Some limitations should be acknowledged. The inclusion of COVID-19 ARDS patients with moderate-to-severe illness reduces external validity to ARDS populations with a different etiology or milder disease severity. However, we considered COVID-19 ARDS to be particularly suitable for this study, as it typically presents without the concomitant pathologies that challenge PiCCO measurement in other critically ill patients [42, 43]. Second, the study only included invasively ventilated patients, not patients receiving non-invasive modes, such as high-flow nasal oxygen. Therefore, we cannot draw conclusions about the use of LUS in a group that may particularly benefit from quantification of pulmonary edema [44, 45] and initiation of early intervention. Finally, the number of missing regions decreased the sample size and excluding patients with ≥ 4 missing regions may have induced a degree of selection bias.

This explorative study highlights that LUS can determine PiCCO-derived EVLWi, strengthening the rationale for its use to quantify pulmonary edema in patients with ARDS. Research into the application of LUS to quantify edema and use this information to guide adherence to a restrictive fluid balance is currently ongoing (ClinicalTrials.gov: NCT05188092).
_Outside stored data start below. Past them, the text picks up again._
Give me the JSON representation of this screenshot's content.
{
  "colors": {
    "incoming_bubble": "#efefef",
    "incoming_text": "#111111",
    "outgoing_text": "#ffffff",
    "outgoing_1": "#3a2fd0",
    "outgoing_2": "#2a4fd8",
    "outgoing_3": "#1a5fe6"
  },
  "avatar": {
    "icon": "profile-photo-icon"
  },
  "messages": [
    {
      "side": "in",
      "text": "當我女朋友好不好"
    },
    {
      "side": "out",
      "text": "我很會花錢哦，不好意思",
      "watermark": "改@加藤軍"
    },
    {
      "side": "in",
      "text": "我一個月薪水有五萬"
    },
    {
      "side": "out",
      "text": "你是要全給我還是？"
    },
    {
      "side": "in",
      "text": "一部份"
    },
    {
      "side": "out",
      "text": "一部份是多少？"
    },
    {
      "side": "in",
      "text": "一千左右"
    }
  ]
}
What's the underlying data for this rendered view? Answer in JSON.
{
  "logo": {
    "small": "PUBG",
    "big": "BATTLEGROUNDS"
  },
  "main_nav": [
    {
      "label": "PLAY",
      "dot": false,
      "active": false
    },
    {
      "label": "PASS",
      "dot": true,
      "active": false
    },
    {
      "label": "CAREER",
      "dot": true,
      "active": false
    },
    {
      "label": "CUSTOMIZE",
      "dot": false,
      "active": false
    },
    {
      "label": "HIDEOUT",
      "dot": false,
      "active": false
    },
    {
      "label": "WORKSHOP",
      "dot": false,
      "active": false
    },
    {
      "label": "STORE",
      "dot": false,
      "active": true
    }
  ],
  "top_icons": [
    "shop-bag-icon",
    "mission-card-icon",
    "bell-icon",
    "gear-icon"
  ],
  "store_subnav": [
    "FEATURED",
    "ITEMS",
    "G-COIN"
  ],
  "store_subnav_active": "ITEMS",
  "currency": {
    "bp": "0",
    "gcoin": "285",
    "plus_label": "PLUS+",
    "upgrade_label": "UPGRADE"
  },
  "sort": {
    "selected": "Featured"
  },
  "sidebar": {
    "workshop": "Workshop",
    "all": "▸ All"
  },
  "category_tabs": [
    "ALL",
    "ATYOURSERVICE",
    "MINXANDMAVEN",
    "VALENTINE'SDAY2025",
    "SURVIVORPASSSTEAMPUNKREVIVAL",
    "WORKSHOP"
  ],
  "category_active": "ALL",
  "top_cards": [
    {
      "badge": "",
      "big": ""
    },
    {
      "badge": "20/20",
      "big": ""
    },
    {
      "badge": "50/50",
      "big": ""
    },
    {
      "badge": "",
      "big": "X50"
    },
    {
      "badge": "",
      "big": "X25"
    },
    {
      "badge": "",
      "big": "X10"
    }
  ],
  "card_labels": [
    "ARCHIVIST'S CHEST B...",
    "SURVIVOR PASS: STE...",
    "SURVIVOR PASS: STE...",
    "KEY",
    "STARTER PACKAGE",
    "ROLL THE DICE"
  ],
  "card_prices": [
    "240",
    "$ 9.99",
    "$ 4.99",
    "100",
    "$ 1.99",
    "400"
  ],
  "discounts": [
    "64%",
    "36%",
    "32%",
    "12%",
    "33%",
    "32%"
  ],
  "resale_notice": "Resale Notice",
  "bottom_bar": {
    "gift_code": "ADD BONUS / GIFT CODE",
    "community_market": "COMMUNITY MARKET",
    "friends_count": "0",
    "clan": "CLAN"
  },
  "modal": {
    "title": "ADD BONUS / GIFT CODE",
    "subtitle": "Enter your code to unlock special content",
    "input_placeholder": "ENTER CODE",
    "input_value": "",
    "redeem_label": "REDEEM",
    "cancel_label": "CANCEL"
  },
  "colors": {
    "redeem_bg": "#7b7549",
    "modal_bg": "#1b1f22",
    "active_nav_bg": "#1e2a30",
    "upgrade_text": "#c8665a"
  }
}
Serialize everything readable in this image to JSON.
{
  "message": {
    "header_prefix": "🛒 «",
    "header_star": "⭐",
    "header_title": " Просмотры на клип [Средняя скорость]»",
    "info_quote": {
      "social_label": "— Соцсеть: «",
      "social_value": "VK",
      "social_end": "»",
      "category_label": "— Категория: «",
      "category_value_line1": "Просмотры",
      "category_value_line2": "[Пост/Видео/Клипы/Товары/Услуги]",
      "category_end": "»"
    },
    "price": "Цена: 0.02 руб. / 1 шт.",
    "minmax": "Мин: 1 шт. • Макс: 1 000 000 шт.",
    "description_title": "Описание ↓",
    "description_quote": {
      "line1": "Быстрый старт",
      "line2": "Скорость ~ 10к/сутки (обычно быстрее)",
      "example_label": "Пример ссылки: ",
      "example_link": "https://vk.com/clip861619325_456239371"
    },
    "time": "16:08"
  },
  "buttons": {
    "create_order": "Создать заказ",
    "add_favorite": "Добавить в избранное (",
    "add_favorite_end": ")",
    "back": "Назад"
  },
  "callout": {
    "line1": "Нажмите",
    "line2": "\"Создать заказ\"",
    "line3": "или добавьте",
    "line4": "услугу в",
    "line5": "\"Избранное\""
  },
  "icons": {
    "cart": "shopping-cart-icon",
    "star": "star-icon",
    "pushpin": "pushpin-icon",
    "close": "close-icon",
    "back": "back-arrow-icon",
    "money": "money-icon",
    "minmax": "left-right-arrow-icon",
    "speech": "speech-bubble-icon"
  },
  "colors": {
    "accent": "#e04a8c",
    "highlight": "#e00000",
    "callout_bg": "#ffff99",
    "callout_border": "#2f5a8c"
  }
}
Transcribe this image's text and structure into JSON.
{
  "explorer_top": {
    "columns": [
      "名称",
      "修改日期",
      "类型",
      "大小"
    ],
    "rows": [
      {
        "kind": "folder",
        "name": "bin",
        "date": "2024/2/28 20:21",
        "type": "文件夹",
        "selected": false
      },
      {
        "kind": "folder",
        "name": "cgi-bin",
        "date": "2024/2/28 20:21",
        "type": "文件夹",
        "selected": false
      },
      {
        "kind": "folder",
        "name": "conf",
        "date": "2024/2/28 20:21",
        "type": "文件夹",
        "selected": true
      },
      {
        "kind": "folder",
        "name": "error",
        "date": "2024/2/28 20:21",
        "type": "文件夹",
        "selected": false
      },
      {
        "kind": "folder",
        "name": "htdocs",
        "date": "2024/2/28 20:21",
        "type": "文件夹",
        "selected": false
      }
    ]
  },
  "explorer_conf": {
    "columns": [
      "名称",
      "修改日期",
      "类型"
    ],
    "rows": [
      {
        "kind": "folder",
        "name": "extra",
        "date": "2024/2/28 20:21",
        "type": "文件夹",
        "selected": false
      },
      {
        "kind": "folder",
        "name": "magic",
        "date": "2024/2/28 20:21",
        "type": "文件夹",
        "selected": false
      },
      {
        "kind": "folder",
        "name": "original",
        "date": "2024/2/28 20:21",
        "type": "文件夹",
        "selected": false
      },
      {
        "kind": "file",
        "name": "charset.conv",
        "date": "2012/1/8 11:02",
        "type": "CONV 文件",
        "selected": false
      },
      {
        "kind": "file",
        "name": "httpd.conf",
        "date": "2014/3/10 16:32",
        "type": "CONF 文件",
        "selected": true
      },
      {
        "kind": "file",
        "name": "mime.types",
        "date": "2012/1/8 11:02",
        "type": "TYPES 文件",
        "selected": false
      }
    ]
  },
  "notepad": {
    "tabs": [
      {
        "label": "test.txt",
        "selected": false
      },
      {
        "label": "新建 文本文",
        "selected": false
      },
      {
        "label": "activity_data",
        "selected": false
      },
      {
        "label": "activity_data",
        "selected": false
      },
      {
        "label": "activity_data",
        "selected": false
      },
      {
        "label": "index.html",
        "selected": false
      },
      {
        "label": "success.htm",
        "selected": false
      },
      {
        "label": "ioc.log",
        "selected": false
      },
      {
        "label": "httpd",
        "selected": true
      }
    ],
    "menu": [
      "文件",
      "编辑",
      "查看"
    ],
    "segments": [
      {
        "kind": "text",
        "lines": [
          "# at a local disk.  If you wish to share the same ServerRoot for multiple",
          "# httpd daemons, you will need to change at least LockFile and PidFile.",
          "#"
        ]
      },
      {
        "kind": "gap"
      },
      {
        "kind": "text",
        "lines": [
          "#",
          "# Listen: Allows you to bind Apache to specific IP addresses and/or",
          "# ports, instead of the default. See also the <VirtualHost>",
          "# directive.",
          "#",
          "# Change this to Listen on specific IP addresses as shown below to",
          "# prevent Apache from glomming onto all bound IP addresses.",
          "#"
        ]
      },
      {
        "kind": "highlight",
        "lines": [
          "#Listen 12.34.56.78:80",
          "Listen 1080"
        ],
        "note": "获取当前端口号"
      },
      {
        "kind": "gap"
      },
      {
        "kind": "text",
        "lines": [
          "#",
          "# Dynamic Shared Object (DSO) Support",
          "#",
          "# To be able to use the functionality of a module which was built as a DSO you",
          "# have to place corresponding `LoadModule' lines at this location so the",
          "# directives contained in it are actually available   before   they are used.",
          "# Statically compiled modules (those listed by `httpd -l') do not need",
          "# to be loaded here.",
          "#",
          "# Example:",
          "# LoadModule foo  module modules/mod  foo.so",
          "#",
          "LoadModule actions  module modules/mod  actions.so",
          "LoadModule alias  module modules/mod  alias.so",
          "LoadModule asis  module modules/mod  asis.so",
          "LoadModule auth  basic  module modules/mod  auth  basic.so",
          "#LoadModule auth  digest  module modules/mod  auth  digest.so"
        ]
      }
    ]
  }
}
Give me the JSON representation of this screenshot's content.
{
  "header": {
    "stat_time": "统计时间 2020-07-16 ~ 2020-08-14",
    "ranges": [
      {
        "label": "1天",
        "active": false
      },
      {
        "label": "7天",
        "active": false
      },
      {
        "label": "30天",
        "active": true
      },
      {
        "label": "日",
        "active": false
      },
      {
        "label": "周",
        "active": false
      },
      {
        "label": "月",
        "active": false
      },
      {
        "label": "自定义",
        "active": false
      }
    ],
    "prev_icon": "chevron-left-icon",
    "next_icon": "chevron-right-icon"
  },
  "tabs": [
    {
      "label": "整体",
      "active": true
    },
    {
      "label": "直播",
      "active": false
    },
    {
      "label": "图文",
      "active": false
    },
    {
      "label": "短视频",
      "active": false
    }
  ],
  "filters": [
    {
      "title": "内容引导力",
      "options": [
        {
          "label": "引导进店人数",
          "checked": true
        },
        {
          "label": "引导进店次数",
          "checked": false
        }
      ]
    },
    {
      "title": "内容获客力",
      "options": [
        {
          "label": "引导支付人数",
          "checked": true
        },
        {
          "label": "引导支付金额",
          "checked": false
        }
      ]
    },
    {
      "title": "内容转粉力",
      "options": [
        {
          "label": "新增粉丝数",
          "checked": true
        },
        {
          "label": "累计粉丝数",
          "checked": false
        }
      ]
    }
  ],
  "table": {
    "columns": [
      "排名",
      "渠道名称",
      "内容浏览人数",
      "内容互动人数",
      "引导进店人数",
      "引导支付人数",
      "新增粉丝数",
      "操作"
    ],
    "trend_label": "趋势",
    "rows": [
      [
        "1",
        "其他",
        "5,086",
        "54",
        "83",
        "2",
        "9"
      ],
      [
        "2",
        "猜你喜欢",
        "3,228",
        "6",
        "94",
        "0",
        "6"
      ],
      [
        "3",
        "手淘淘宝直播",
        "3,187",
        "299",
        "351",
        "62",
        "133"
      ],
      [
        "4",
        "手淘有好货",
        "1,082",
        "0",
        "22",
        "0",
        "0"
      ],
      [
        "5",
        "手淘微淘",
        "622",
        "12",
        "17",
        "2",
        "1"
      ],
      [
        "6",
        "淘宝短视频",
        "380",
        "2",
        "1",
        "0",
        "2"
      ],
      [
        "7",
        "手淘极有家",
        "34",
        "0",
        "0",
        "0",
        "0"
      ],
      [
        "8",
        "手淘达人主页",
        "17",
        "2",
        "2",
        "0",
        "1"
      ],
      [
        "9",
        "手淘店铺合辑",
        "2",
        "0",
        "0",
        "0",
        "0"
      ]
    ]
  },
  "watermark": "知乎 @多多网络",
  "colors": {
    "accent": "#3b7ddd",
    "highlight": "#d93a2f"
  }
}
Yet, the results of this small study also underline the need for a larger sample, in which the different LUS techniques are systematically compared to the reference standard with the aim of drawing a definitive conclusion on the optimal score to be used in clinical practice.

In conclusion, both 12-region LUS scores and the 8-region anterior–lateral score correlated with PiCCO-derived pulmonary edema in invasively ventilated patients with COVID-19 ARDS. The anterior–lateral score seems to be as useful to quantify and monitor change in pulmonary edema as the 12-region scores. Combined with its recently reported high accuracy to diagnose ARDS, the LUS–ARDS score may be best-suited for a comprehensive assessment of ARDS diagnosis and pulmonary edema severity.